Two Saturdays ago, as I drove around the KMA, I was pleasantly surprised at the high percentage of people wearing masks – probably in the region of about 80 per cent. As one moved into inner-city communities and small businesses, the percentage fell off.
The reality is, even if there is the last big blow of a first wave or what we are now witnessing is the beginning of a second wave, many of us will have to own our indiscipline and inscribe it on this new outbreak.
But, is the JLP Government a player in this? Is Andrew Holness a selfish man? In answering this we must ask, what would it have taken for the PM to delay the election until it was due in February of 2021?
Again, I put to you that he is a political man. Plus any benefits and direct and indirect stimulus funds he has disbursed, they all have a shelf life. He knows that as 2021 comes around, that most difficult job of crafting a budget while seated atop an economy in a bubble will be a massive open sore that will be festering as the new year ages.
All polls done by leading media houses and pollsters have shown the ruling JLP led by Andrew Holness in a canter to win the next elections. What makes the three polls – Nationwide News Network -Blue Dot; Observer – Bill Johnson; RJR – Don Anderson – a horrific political nightmare for the PNP is that they have, basically, reinforced each other in showing the PNP’s lag in the race to come.
One of the biggest judgments that will be made in the next elections will be looking at the party better able to restore an economy that has been deeply shattered by the corona virus pandemic.
When we bear in mind that prior to COVID-19, polls were giving Holness and the JLP high marks, and during and after, polls have given higher marks to the Holness-JLP combination, I cannot see that any significant percentage of the electorate will see the Opposition PNP as that party that is likely to do a better job in the post-COVID-19 period.

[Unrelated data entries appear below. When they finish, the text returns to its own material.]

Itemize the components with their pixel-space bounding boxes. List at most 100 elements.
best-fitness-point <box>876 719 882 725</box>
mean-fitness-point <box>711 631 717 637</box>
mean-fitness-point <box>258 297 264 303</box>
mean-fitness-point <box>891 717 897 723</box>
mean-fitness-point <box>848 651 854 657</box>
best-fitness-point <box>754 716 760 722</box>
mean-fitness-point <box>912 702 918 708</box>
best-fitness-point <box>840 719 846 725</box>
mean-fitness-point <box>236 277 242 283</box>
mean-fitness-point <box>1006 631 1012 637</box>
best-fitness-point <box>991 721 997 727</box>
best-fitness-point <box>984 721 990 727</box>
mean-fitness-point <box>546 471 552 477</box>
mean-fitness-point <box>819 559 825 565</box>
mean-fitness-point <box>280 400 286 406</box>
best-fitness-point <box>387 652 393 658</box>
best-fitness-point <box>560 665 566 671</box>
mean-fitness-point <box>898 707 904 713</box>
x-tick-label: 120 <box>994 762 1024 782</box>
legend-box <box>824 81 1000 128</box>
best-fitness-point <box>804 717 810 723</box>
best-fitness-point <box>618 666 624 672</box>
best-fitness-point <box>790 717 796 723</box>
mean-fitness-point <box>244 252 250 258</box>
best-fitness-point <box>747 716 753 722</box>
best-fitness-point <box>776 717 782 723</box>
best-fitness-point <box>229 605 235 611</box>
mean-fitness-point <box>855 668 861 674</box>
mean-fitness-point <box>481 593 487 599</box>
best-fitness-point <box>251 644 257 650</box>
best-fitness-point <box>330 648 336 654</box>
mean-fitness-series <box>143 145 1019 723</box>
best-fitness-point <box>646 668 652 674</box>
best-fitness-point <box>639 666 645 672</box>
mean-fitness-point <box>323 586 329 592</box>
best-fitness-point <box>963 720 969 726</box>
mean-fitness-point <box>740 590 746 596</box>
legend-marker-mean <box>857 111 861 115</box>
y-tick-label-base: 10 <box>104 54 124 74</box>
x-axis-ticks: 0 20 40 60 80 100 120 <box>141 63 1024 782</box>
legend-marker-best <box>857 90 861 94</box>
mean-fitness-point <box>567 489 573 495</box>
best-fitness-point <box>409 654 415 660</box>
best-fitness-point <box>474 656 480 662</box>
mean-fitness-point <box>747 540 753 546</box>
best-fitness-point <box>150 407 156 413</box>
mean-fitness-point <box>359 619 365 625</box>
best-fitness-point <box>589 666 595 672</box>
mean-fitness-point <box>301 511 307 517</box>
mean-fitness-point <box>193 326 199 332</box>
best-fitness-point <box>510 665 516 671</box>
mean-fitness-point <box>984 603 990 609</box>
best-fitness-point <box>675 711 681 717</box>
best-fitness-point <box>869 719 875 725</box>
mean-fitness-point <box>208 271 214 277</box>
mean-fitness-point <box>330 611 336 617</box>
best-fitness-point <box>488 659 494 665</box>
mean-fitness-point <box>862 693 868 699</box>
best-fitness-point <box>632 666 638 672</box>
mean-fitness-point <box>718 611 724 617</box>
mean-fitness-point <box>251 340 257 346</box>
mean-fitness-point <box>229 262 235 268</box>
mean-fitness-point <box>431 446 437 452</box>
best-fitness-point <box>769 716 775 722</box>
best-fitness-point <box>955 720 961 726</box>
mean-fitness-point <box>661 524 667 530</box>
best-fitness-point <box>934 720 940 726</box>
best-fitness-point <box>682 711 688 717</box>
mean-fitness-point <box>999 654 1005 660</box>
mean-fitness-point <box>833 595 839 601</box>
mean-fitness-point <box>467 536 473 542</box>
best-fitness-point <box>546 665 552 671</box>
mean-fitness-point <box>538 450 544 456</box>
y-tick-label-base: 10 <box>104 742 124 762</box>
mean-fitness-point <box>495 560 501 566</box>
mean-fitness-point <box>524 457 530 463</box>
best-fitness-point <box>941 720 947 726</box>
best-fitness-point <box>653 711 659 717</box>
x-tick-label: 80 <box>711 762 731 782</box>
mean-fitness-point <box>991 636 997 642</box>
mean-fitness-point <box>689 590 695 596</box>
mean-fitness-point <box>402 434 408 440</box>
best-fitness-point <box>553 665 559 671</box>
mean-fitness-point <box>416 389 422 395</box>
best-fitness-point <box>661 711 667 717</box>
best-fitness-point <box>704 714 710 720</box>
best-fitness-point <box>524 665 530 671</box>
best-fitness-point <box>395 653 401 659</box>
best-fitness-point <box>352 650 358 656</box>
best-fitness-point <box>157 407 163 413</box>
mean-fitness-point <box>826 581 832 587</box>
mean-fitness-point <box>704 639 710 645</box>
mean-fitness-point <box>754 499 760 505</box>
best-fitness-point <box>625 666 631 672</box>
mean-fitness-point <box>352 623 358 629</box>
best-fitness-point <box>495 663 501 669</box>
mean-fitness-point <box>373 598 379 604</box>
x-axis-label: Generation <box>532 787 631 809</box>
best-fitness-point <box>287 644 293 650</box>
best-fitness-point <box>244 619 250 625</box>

One criticism that I keep on hearing from the PNP is that much of the physical infrastructure built out during the JLP’s 2016 to the present was planned and started under the PNP and that the PNP ought to get credit for that. Reasonable I would think, but who are the people best suited to award that sort of credit where it is due?
I say that if the PNP had laid out those grand plans, and it was intimately and politically in touch with the pulse of the people – the likely voters – why did it fail in convincing the people that they would soon see the fruits of those plans?
If it foolishly allowed itself to be ‘beaten’ in a squeaker of an election in February 2016 just to prepare itself for the upcoming defeat of its politics, then maybe that is added reason to begin the plan for the replacement of much of its leadership.
More than a few PNP candidates will feel the weight of their leader on the morning after September 3.
But although it will bring pain for a long, sleepless period, if the party is worth more than its weight in salt, it will eventually regain its pride of place.